Lost in the outback too tired to fly any further, Chirpy Bird flopped beside the road, waiting for heaven.
Meanwhile, Jack had been driving his rig non-stop from Adelaide.
“What the?”he exclaimed, rubbing his eyes. A yellow canary out in the desert? Definitely, time to pull over.
This has been another contribution to Friday Fictioneers hosted by Rochelle Wishoff-Fields. This week’s photo prompt © Danny Bowman.
This is Chirpy Bird’s second appearance. If feel like a good dose of angst, here’s a poem I wrote about Chirpy Bird being dumped in Paris back in 1992: The Yellow House
I have set my take on the prompt in Australia’s Nullarbor Plain. I have crossed the Nullarbor a couple of times by train and driven across once. It’s an intriguing place. It has a sense of raw brutality about it. A road train kills a kangaroo and an eagle goes “Yippee! Dinner!” Then the eagle sees a huge road train approaching and decides to defend it’s meal, almost to the death.

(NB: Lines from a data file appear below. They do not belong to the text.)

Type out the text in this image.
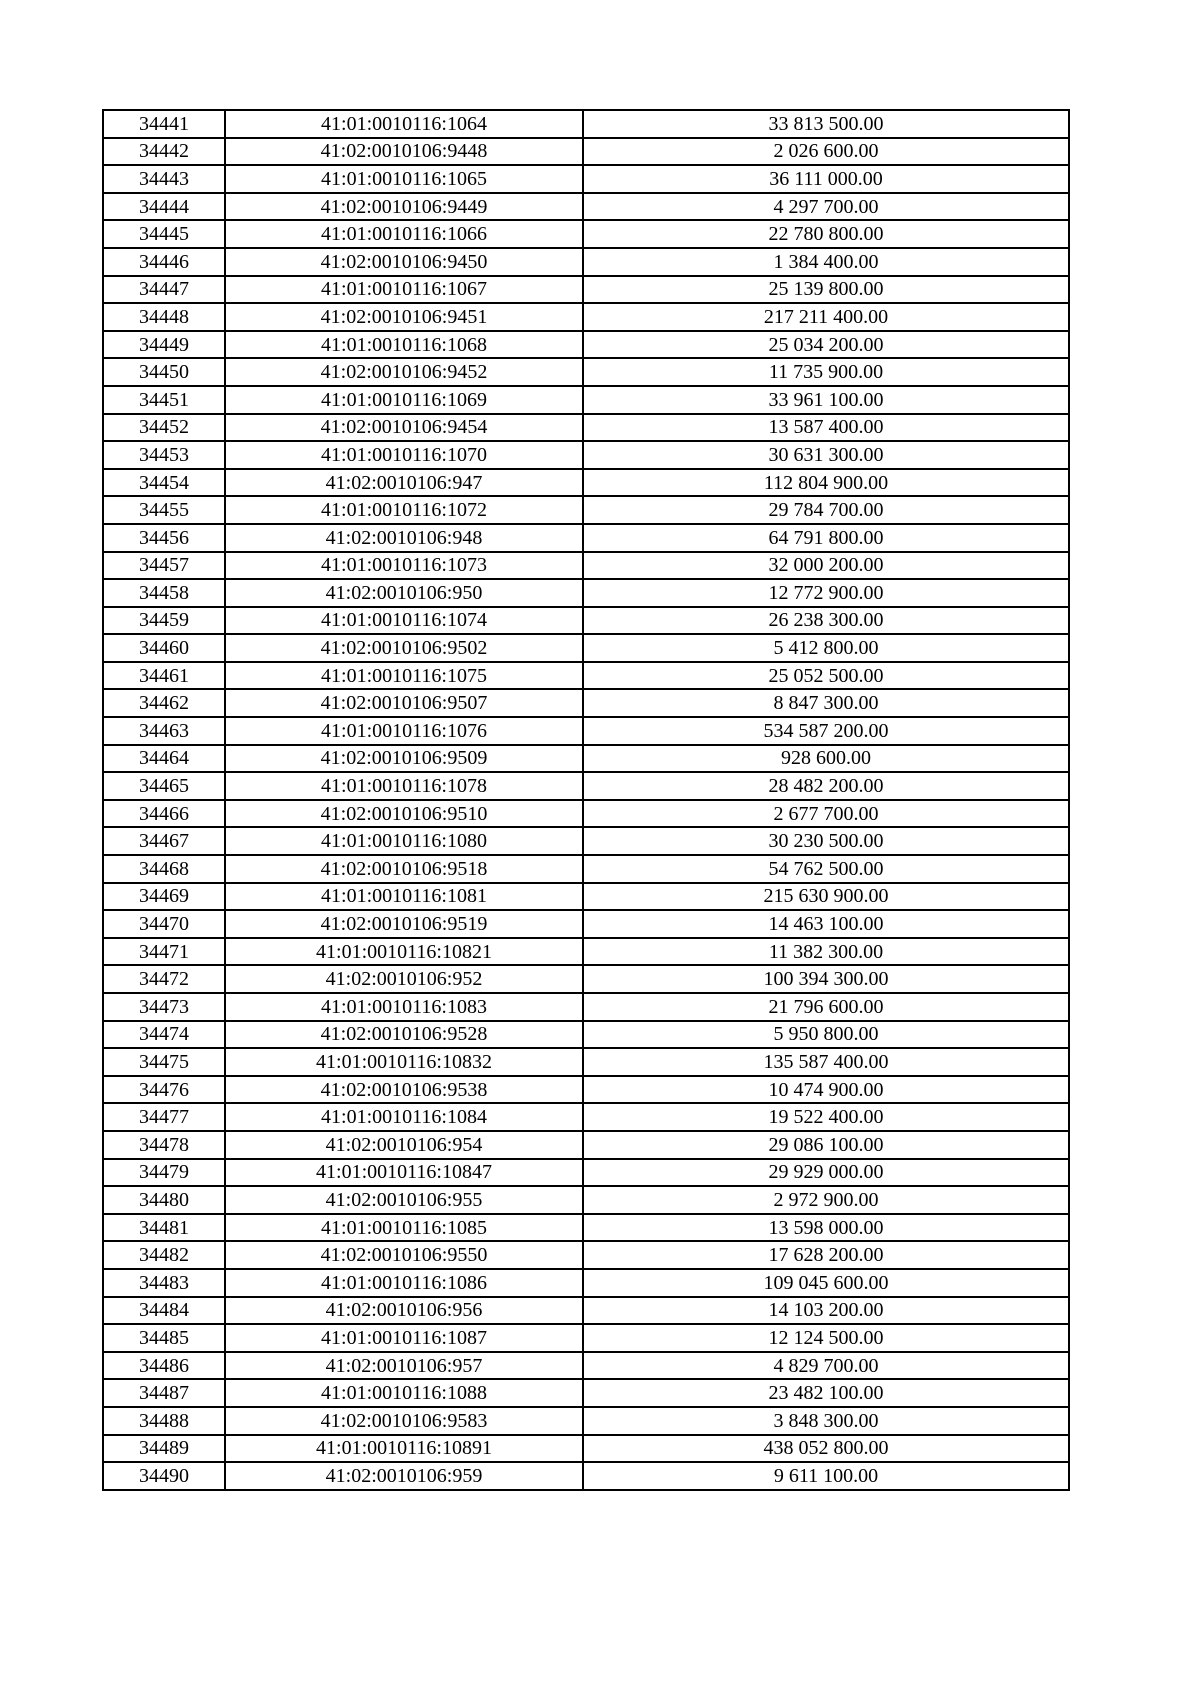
34441	41:01:0010116:1064	33 813 500.00
34442	41:02:0010106:9448	2 026 600.00
34443	41:01:0010116:1065	36 111 000.00
34444	41:02:0010106:9449	4 297 700.00
34445	41:01:0010116:1066	22 780 800.00
34446	41:02:0010106:9450	1 384 400.00
34447	41:01:0010116:1067	25 139 800.00
34448	41:02:0010106:9451	217 211 400.00
34449	41:01:0010116:1068	25 034 200.00
34450	41:02:0010106:9452	11 735 900.00
34451	41:01:0010116:1069	33 961 100.00
34452	41:02:0010106:9454	13 587 400.00
34453	41:01:0010116:1070	30 631 300.00
34454	41:02:0010106:947	112 804 900.00
34455	41:01:0010116:1072	29 784 700.00
34456	41:02:0010106:948	64 791 800.00
34457	41:01:0010116:1073	32 000 200.00
34458	41:02:0010106:950	12 772 900.00
34459	41:01:0010116:1074	26 238 300.00
34460	41:02:0010106:9502	5 412 800.00
34461	41:01:0010116:1075	25 052 500.00
34462	41:02:0010106:9507	8 847 300.00
34463	41:01:0010116:1076	534 587 200.00
34464	41:02:0010106:9509	928 600.00
34465	41:01:0010116:1078	28 482 200.00
34466	41:02:0010106:9510	2 677 700.00
34467	41:01:0010116:1080	30 230 500.00
34468	41:02:0010106:9518	54 762 500.00
34469	41:01:0010116:1081	215 630 900.00
34470	41:02:0010106:9519	14 463 100.00
34471	41:01:0010116:10821	11 382 300.00
34472	41:02:0010106:952	100 394 300.00
34473	41:01:0010116:1083	21 796 600.00
34474	41:02:0010106:9528	5 950 800.00
34475	41:01:0010116:10832	135 587 400.00
34476	41:02:0010106:9538	10 474 900.00
34477	41:01:0010116:1084	19 522 400.00
34478	41:02:0010106:954	29 086 100.00
34479	41:01:0010116:10847	29 929 000.00
34480	41:02:0010106:955	2 972 900.00
34481	41:01:0010116:1085	13 598 000.00
34482	41:02:0010106:9550	17 628 200.00
34483	41:01:0010116:1086	109 045 600.00
34484	41:02:0010106:956	14 103 200.00
34485	41:01:0010116:1087	12 124 500.00
34486	41:02:0010106:957	4 829 700.00
34487	41:01:0010116:1088	23 482 100.00
34488	41:02:0010106:9583	3 848 300.00
34489	41:01:0010116:10891	438 052 800.00
34490	41:02:0010106:959	9 611 100.00
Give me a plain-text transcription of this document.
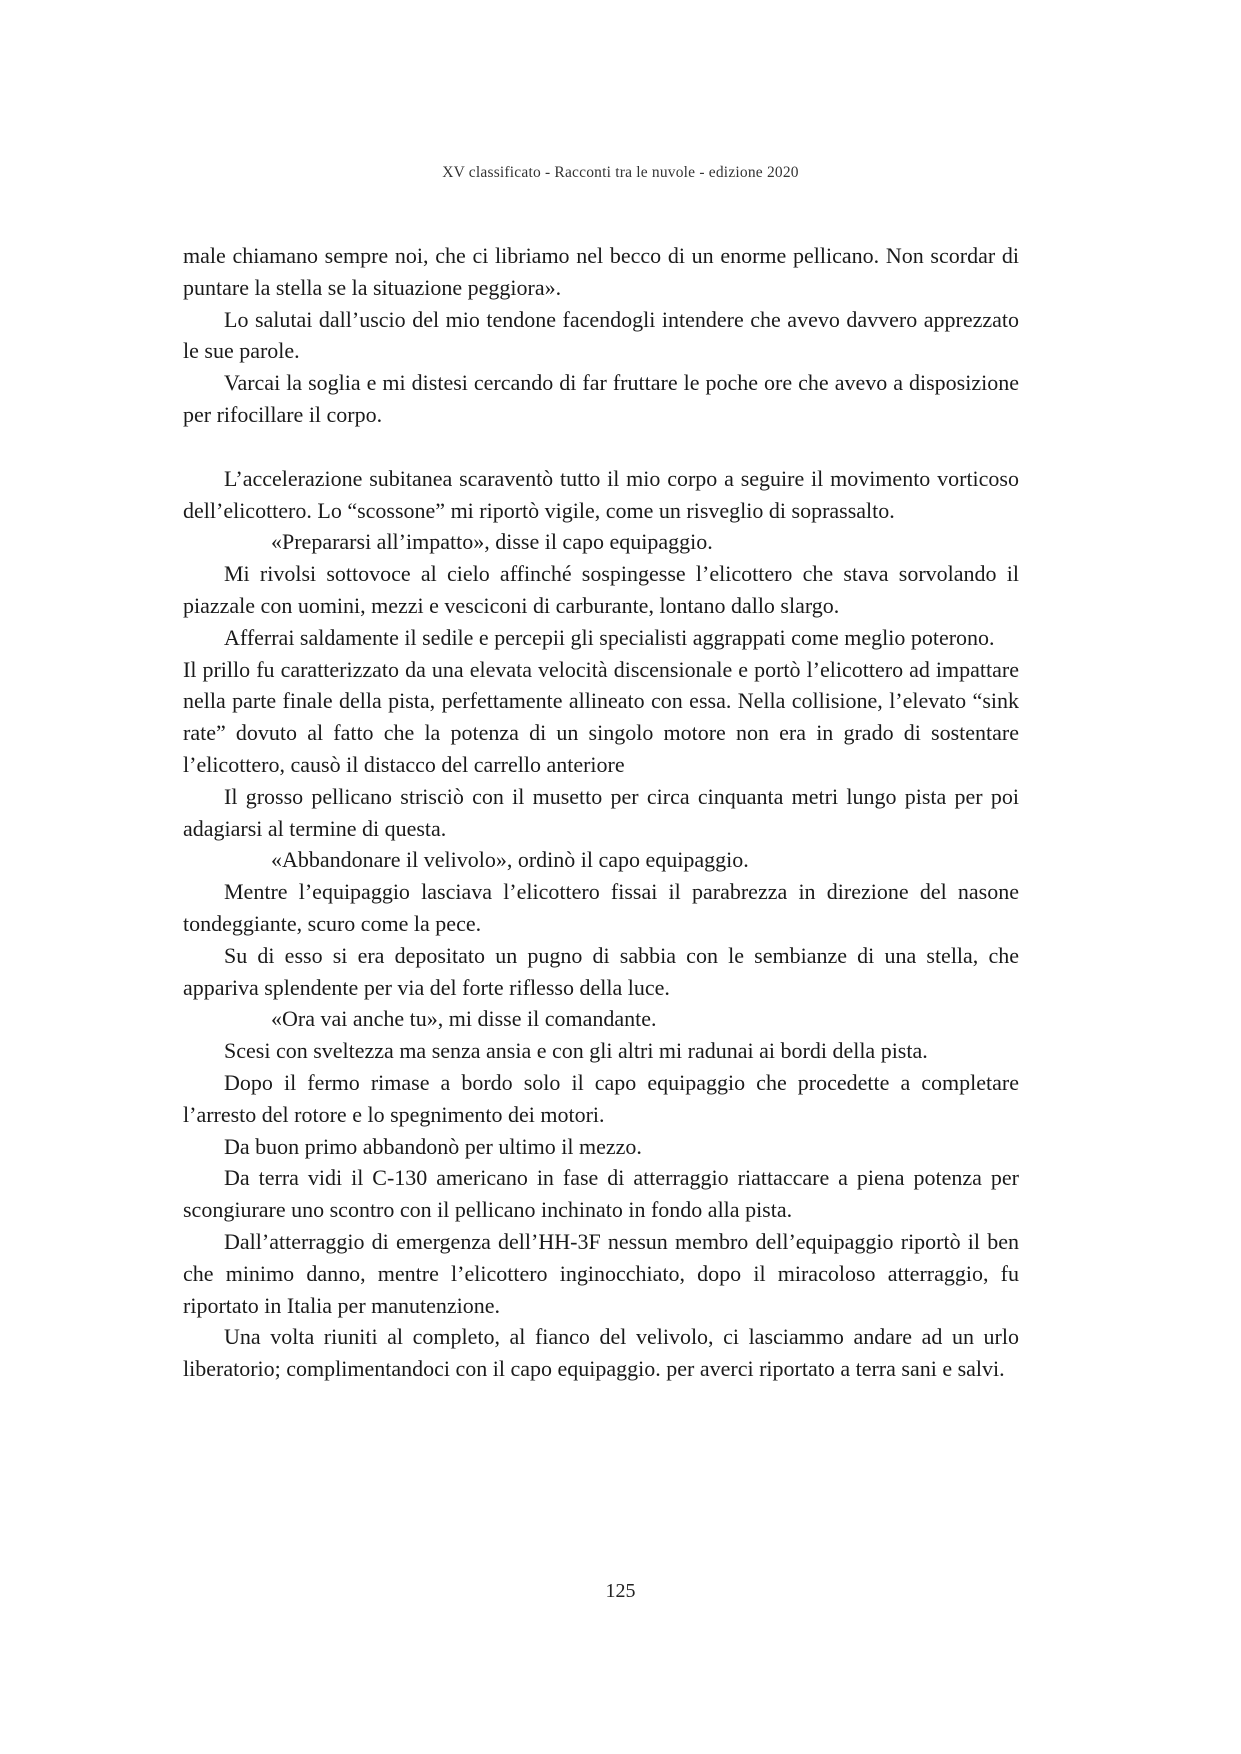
XV classificato - Racconti tra le nuvole - edizione 2020

male chiamano sempre noi, che ci libriamo nel becco di un enorme pellicano. Non scordar di puntare la stella se la situazione peggiora».

Lo salutai dall’uscio del mio tendone facendogli intendere che avevo davvero apprezzato le sue parole.

Varcai la soglia e mi distesi cercando di far fruttare le poche ore che avevo a disposizione per rifocillare il corpo.

L’accelerazione subitanea scaraventò tutto il mio corpo a seguire il movimento vorticoso dell’elicottero. Lo “scossone” mi riportò vigile, come un risveglio di soprassalto.

«Prepararsi all’impatto», disse il capo equipaggio.

Mi rivolsi sottovoce al cielo affinché sospingesse l’elicottero che stava sorvolando il piazzale con uomini, mezzi e vesciconi di carburante, lontano dallo slargo.

Afferrai saldamente il sedile e percepii gli specialisti aggrappati come meglio poterono.

Il prillo fu caratterizzato da una elevata velocità discensionale e portò l’elicottero ad impattare nella parte finale della pista, perfettamente allineato con essa. Nella collisione, l’elevato “sink rate” dovuto al fatto che la potenza di un singolo motore non era in grado di sostentare l’elicottero, causò il distacco del carrello anteriore

Il grosso pellicano strisciò con il musetto per circa cinquanta metri lungo pista per poi adagiarsi al termine di questa.

«Abbandonare il velivolo», ordinò il capo equipaggio.

Mentre l’equipaggio lasciava l’elicottero fissai il parabrezza in direzione del nasone tondeggiante, scuro come la pece.

Su di esso si era depositato un pugno di sabbia con le sembianze di una stella, che appariva splendente per via del forte riflesso della luce.

«Ora vai anche tu», mi disse il comandante.

Scesi con sveltezza ma senza ansia e con gli altri mi radunai ai bordi della pista.

Dopo il fermo rimase a bordo solo il capo equipaggio che procedette a completare l’arresto del rotore e lo spegnimento dei motori.

Da buon primo abbandonò per ultimo il mezzo.

Da terra vidi il C-130 americano in fase di atterraggio riattaccare a piena potenza per scongiurare uno scontro con il pellicano inchinato in fondo alla pista.

Dall’atterraggio di emergenza dell’HH-3F nessun membro dell’equipaggio riportò il ben che minimo danno, mentre l’elicottero inginocchiato, dopo il miracoloso atterraggio, fu riportato in Italia per manutenzione.

Una volta riuniti al completo, al fianco del velivolo, ci lasciammo andare ad un urlo liberatorio; complimentandoci con il capo equipaggio. per averci riportato a terra sani e salvi.

125
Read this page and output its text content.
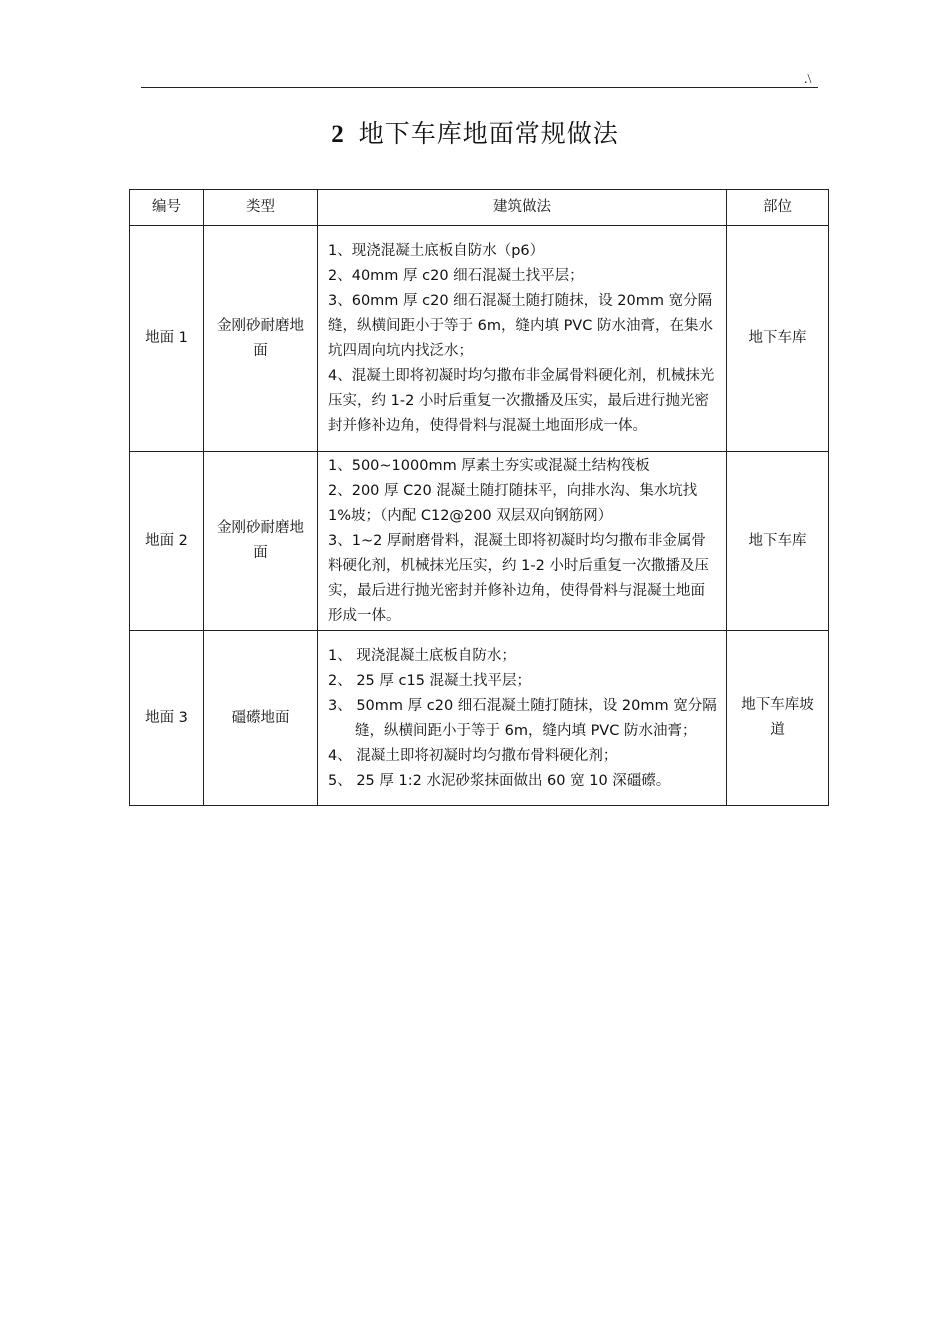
.\
2 地下车库地面常规做法
编号	类型	建筑做法	部位
地面 1	金刚砂耐磨地面	1、现浇混凝土底板自防水（p6）
2、40mm 厚 c20 细石混凝土找平层；
3、60mm 厚 c20 细石混凝土随打随抹，设 20mm 宽分隔缝，纵横间距小于等于 6m，缝内填 PVC 防水油膏，在集水坑四周向坑内找泛水；
4、混凝土即将初凝时均匀撒布非金属骨料硬化剂，机械抹光压实，约 1-2 小时后重复一次撒播及压实，最后进行抛光密封并修补边角，使得骨料与混凝土地面形成一体。	地下车库
地面 2	金刚砂耐磨地面	1、500~1000mm 厚素土夯实或混凝土结构筏板
2、200 厚 C20 混凝土随打随抹平，向排水沟、集水坑找 1%坡；（内配 C12@200 双层双向钢筋网）
3、1~2 厚耐磨骨料，混凝土即将初凝时均匀撒布非金属骨料硬化剂，机械抹光压实，约 1-2 小时后重复一次撒播及压实，最后进行抛光密封并修补边角，使得骨料与混凝土地面形成一体。	地下车库
地面 3	礓礤地面	1、 现浇混凝土底板自防水；
2、 25 厚 c15 混凝土找平层；
3、 50mm 厚 c20 细石混凝土随打随抹，设 20mm 宽分隔缝，纵横间距小于等于 6m，缝内填 PVC 防水油膏；
4、 混凝土即将初凝时均匀撒布骨料硬化剂；
5、 25 厚 1:2 水泥砂浆抹面做出 60 宽 10 深礓礤。	地下车库坡道
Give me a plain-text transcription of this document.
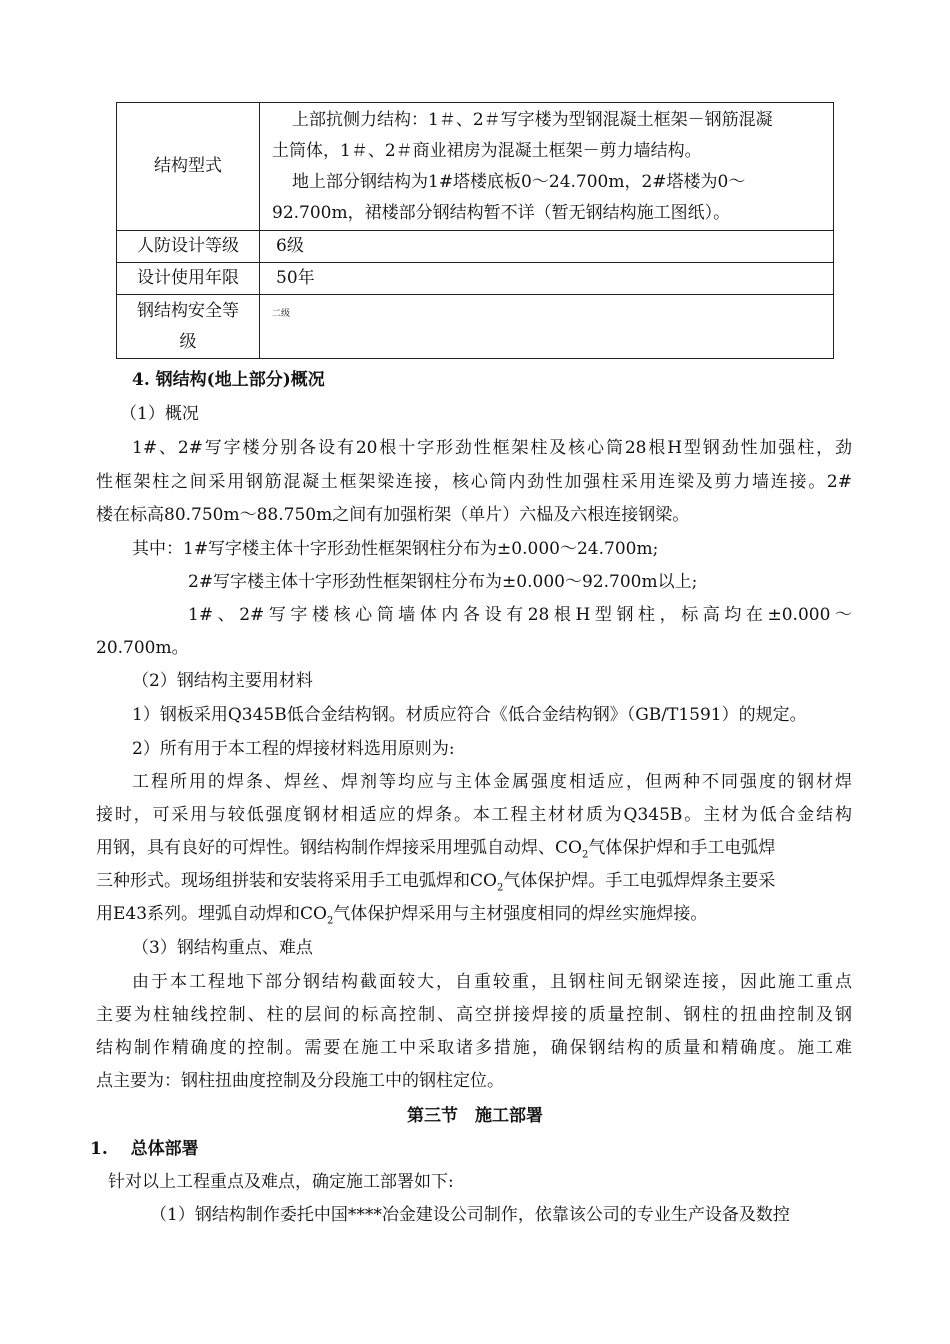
结构型式	上部抗侧力结构：1＃、2＃写字楼为型钢混凝土框架－钢筋混凝

土筒体，1＃、2＃商业裙房为混凝土框架－剪力墙结构。

地上部分钢结构为1#塔楼底板0～24.700m，2#塔楼为0～

92.700m，裙楼部分钢结构暂不详（暂无钢结构施工图纸）。

人防设计等级	6级
设计使用年限	50年

钢结构安全等
级	二级
4. 钢结构(地上部分)概况
（1）概况
1#、2#写字楼分别各设有20根十字形劲性框架柱及核心筒28根H型钢劲性加强柱，劲
性框架柱之间采用钢筋混凝土框架梁连接，核心筒内劲性加强柱采用连梁及剪力墙连接。2#
楼在标高80.750m～88.750m之间有加强桁架（单片）六榀及六根连接钢梁。
其中：1#写字楼主体十字形劲性框架钢柱分布为±0.000～24.700m;
2#写字楼主体十字形劲性框架钢柱分布为±0.000～92.700m以上;
1#、2#写字楼核心筒墙体内各设有28根H型钢柱，标高均在±0.000～
20.700m。
（2）钢结构主要用材料
1）钢板采用Q345B低合金结构钢。材质应符合《低合金结构钢》（GB/T1591）的规定。
2）所有用于本工程的焊接材料选用原则为:
工程所用的焊条、焊丝、焊剂等均应与主体金属强度相适应，但两种不同强度的钢材焊
接时，可采用与较低强度钢材相适应的焊条。本工程主材材质为Q345B。主材为低合金结构
用钢，具有良好的可焊性。钢结构制作焊接采用埋弧自动焊、$CO_2$气体保护焊和手工电弧焊
三种形式。现场组拼装和安装将采用手工电弧焊和$CO_2$气体保护焊。手工电弧焊焊条主要采
用E43系列。埋弧自动焊和$CO_2$气体保护焊采用与主材强度相同的焊丝实施焊接。
（3）钢结构重点、难点
由于本工程地下部分钢结构截面较大，自重较重，且钢柱间无钢梁连接，因此施工重点
主要为柱轴线控制、柱的层间的标高控制、高空拼接焊接的质量控制、钢柱的扭曲控制及钢
结构制作精确度的控制。需要在施工中采取诸多措施，确保钢结构的质量和精确度。施工难
点主要为：钢柱扭曲度控制及分段施工中的钢柱定位。
第三节　施工部署
1.　 总体部署
针对以上工程重点及难点，确定施工部署如下:
（1）钢结构制作委托中国****冶金建设公司制作，依靠该公司的专业生产设备及数控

Could say so much more, but’s after midnight.
Here’s a bit more about the Nullarbor Plain:
The Nullarbor Plain (/ˈnʌlərbɔːr/ NUL-ər-bor; Latin: nullus, “no”, and arbor, “tree”) is part of the area of flat, almost treeless, arid or semi-arid country of southern Australia, located on the Great Australian Bight coast with the Great Victoria Desert to its north. It is the world’s largest single exposure of limestone bedrock, and occupies an area of about 200,000 square kilometres (77,000 sq mi). At its widest point, it stretches about 1,100 kilometres (684 mi) from east to west across the border between South Australia and Western Australia.